If your incorporated business defaults on a credit card, can you be held personally liable?

If your incorporated business defaults on a credit card, can you be held personally liable? A recent New York County Supreme Court decision says the answer is yes, when the credit card agreement contains plain language expansively defining who will be bound by use of the card.

In the case, called Creditone, LLC v Fang Mei Feldman, the defendant Ms. Feldman, as president of Ancient and Classic, Inc., had applied over the phone in 2003 for a business credit card for Ancient and Classic. She used the card from 2003 through 2005; Ancient and Classic was dissolved in 2008.

Plaintiff Creditone (assignee of Chase, which had issued the card) moved for summary judgment against Ms. Feldman, who opposed the motion for summary judgment, and moved to dismiss Creditone's complaint in its entirety, citing lack of jurisdiction.

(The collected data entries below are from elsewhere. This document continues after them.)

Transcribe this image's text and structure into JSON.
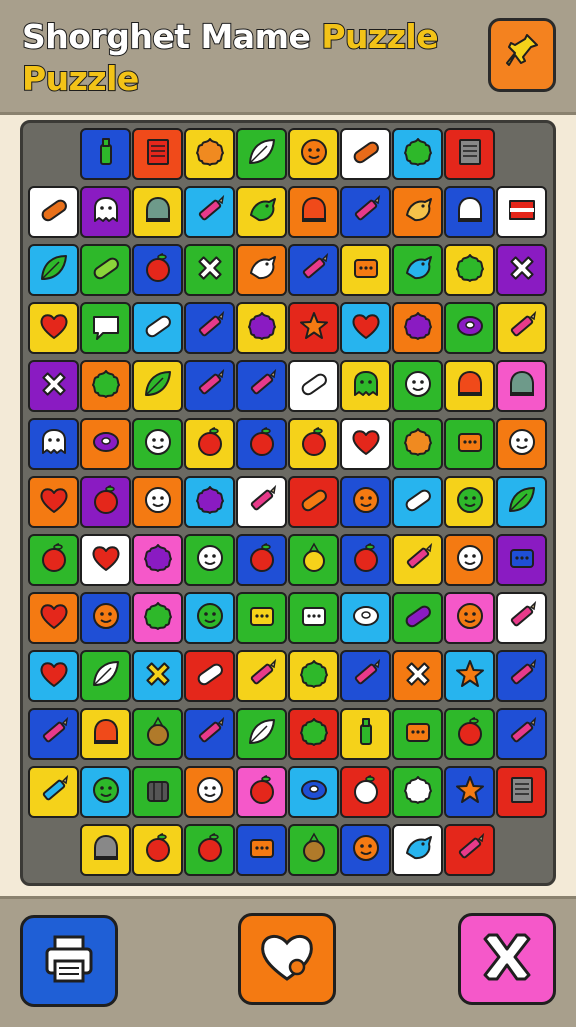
{
  "header": {
    "title_part1": "Shorghet Mame ",
    "title_highlight": "Puzzle",
    "title_line2": "Puzzle",
    "tool_icon": "pin-icon"
  },
  "board": {
    "rows": [
      [
        null,
        "blue:bottle",
        "orange-red:book",
        "yellow:flower",
        "green:leaf",
        "yellow:face",
        "white:pill",
        "sky:splat",
        "red:note",
        null
      ],
      [
        "white:candy",
        "purple:ghost",
        "yellow:helmet",
        "sky:crayon",
        "yellow:lizard",
        "orange:bell",
        "blue:crayon",
        "orange:figure",
        "blue:house",
        "white:flag"
      ],
      [
        "sky:leaf",
        "green:bean",
        "blue:apple",
        "green:cross",
        "orange:glove",
        "blue:crayon",
        "yellow:box",
        "green:bird",
        "yellow:splat",
        "purple:plug"
      ],
      [
        "yellow:heart",
        "green:speech",
        "sky:bandaid",
        "blue:crayon",
        "yellow:blob",
        "red:star",
        "sky:heart",
        "orange:blob",
        "green:disc",
        "yellow:crayon"
      ],
      [
        "purple:wrench",
        "orange:splat",
        "yellow:leaf",
        "blue:crayon",
        "blue:crayon",
        "white:bandaid",
        "yellow:frog",
        "green:smile",
        "yellow:bell",
        "pink:helmet"
      ],
      [
        "blue:panda",
        "orange:disc",
        "green:smile",
        "yellow:berry",
        "blue:apple",
        "yellow:apple",
        "white:heart",
        "green:flower",
        "green:box",
        "orange:face"
      ],
      [
        "orange:heart",
        "purple:apple",
        "orange:face",
        "sky:blob",
        "white:crayon",
        "red:carrot",
        "blue:face",
        "sky:glue",
        "yellow:smile",
        "sky:leaf"
      ],
      [
        "green:apple",
        "white:heart",
        "pink:blob",
        "green:smile",
        "blue:apple",
        "green:pear",
        "blue:apple",
        "yellow:crayon",
        "orange:face",
        "purple:dots"
      ],
      [
        "orange:heart",
        "blue:face",
        "pink:splat",
        "sky:smile",
        "green:block",
        "green:cracker",
        "sky:cookie",
        "green:eggplant",
        "pink:face",
        "white:crayon"
      ],
      [
        "sky:heart",
        "green:leaf",
        "sky:hook",
        "red:hammer",
        "yellow:crayon",
        "yellow:splat",
        "blue:crayon",
        "orange:arrow",
        "sky:star",
        "blue:crayon"
      ],
      [
        "blue:crayon",
        "yellow:bell",
        "green:pineapple",
        "blue:crayon",
        "green:leaf",
        "red:splat",
        "yellow:bottle",
        "green:box",
        "green:apple",
        "blue:crayon"
      ],
      [
        "yellow:brush",
        "sky:smile",
        "green:cage",
        "orange:face",
        "pink:apple",
        "sky:donut",
        "red:apple",
        "green:splat",
        "blue:star",
        "red:note"
      ],
      [
        null,
        "yellow:cat",
        "yellow:apple",
        "green:apple",
        "blue:box",
        "green:pineapple",
        "blue:face",
        "white:bird",
        "red:crayon",
        null
      ]
    ]
  },
  "footer": {
    "left_icon": "printer-icon",
    "center_icon": "heart-icon",
    "right_icon": "crossed-tools-icon"
  },
  "colors": {
    "blue": "#1f4fd6",
    "orange-red": "#f04a1a",
    "yellow": "#f5d21a",
    "green": "#2eb82a",
    "white": "#ffffff",
    "sky": "#27b4ee",
    "red": "#e4271b",
    "purple": "#8a1bc2",
    "orange": "#f47a12",
    "pink": "#f558c9"
  },
  "icon_colors": {
    "bottle": "#2eb82a",
    "book": "#e4271b",
    "flower": "#f08a20",
    "leaf": "#2eb82a",
    "face": "#f47a12",
    "pill": "#e86b1a",
    "splat": "#2eb82a",
    "note": "#888888",
    "candy": "#e8701a",
    "ghost": "#ffffff",
    "helmet": "#6e9a8a",
    "crayon": "#e83a8a",
    "lizard": "#2eb82a",
    "bell": "#f04a1a",
    "figure": "#f5c24a",
    "house": "#ffffff",
    "flag": "#e4271b",
    "bean": "#8ad43a",
    "apple": "#e4271b",
    "cross": "#2eb82a",
    "glove": "#ffffff",
    "box": "#f47a12",
    "bird": "#27b4ee",
    "plug": "#ffffff",
    "heart": "#e4271b",
    "speech": "#ffffff",
    "bandaid": "#ffffff",
    "blob": "#8a1bc2",
    "star": "#f47a12",
    "disc": "#8a1bc2",
    "wrench": "#ffffff",
    "frog": "#2eb82a",
    "smile": "#2eb82a",
    "panda": "#ffffff",
    "berry": "#e4271b",
    "carrot": "#f47a12",
    "glue": "#ffffff",
    "pear": "#f5d21a",
    "dots": "#1f4fd6",
    "block": "#f5d21a",
    "cracker": "#2eb82a",
    "cookie": "#ffffff",
    "eggplant": "#8a1bc2",
    "hook": "#f5d21a",
    "hammer": "#ffffff",
    "arrow": "#ffffff",
    "pineapple": "#b07a2a",
    "brush": "#27b4ee",
    "cage": "#555555",
    "donut": "#1f4fd6",
    "cat": "#888888"
  }
}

Ms. Feldman argued that, while the plaintiff's affidavit of service claimed service by "nail and mail," she had received a copy of the summons and complaint by mail only. The court rejected this jurisdictional argument because it was not timely. Under New York CPLR 3211(e), a motion to dismiss must be made within 60 days of the date the answer (which must include lack of jurisdiction as a defense) was served. Ms. Feldman had waived her right to seek dismissal of the case by not filing her motion to dismiss within 60 days of her answer.

Ms. Feldman's argument on summary judgment was that because she had not signed a personal guarantee, she could not be personally liable for the charges on a business card. The court rejected this argument by stating that "a personal guarantee is not necessary as the issuance of a credit card constitutes an offer of credit, and acceptance of the offer is the use of the card by the holder."

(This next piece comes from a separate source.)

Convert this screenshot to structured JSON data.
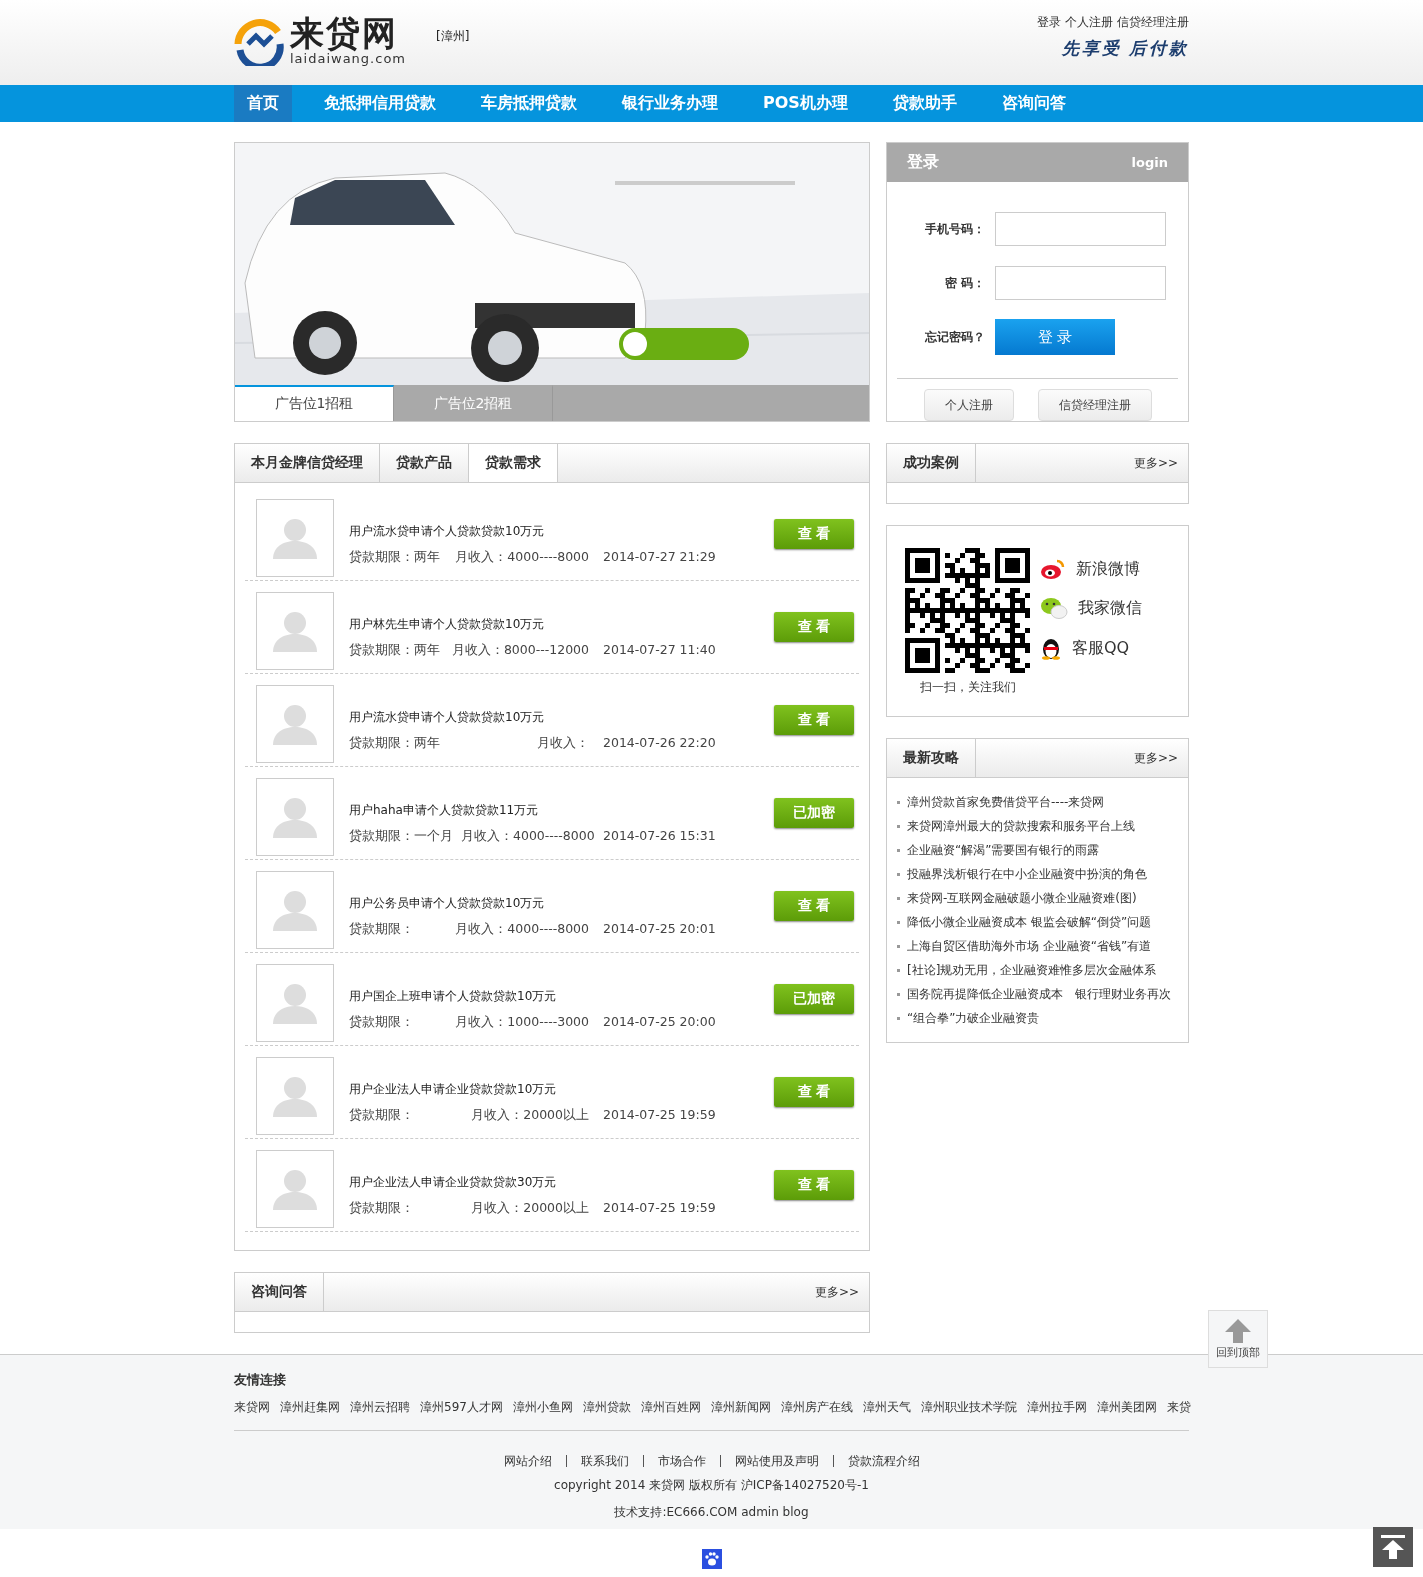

Further, the agreement itself included the following language: "You will be bound by this account if you or anyone authorized by you uses your account for any purpose… The words "you," "your" and "yours" mean all persons responsible for complying with this agreement, including the person who applied for the account and the person to whom we address billing statements." Thus, concluded the court, Ms. Feldman's use of the card was her consent to be bound by the agreement. Accordingly, the court granted Creditone's motion for summary judgment.

As is often the case where a sizable debt is concerned (here the amount sought was $26,380), the debt collector actually had some evidence – it presented proof of ownership of the debt, the agreement, and statements sent in the name of both the business and the individual.

The take away? When applying for a business card, be aware of the fine print. Do not assume that incorporating automatically insulates you from personal liability from all debts of the business – we can see from this case that it does not. And keep in mind that the larger the debt, the more likely the creditor is to fight harder – and come to court with better proof.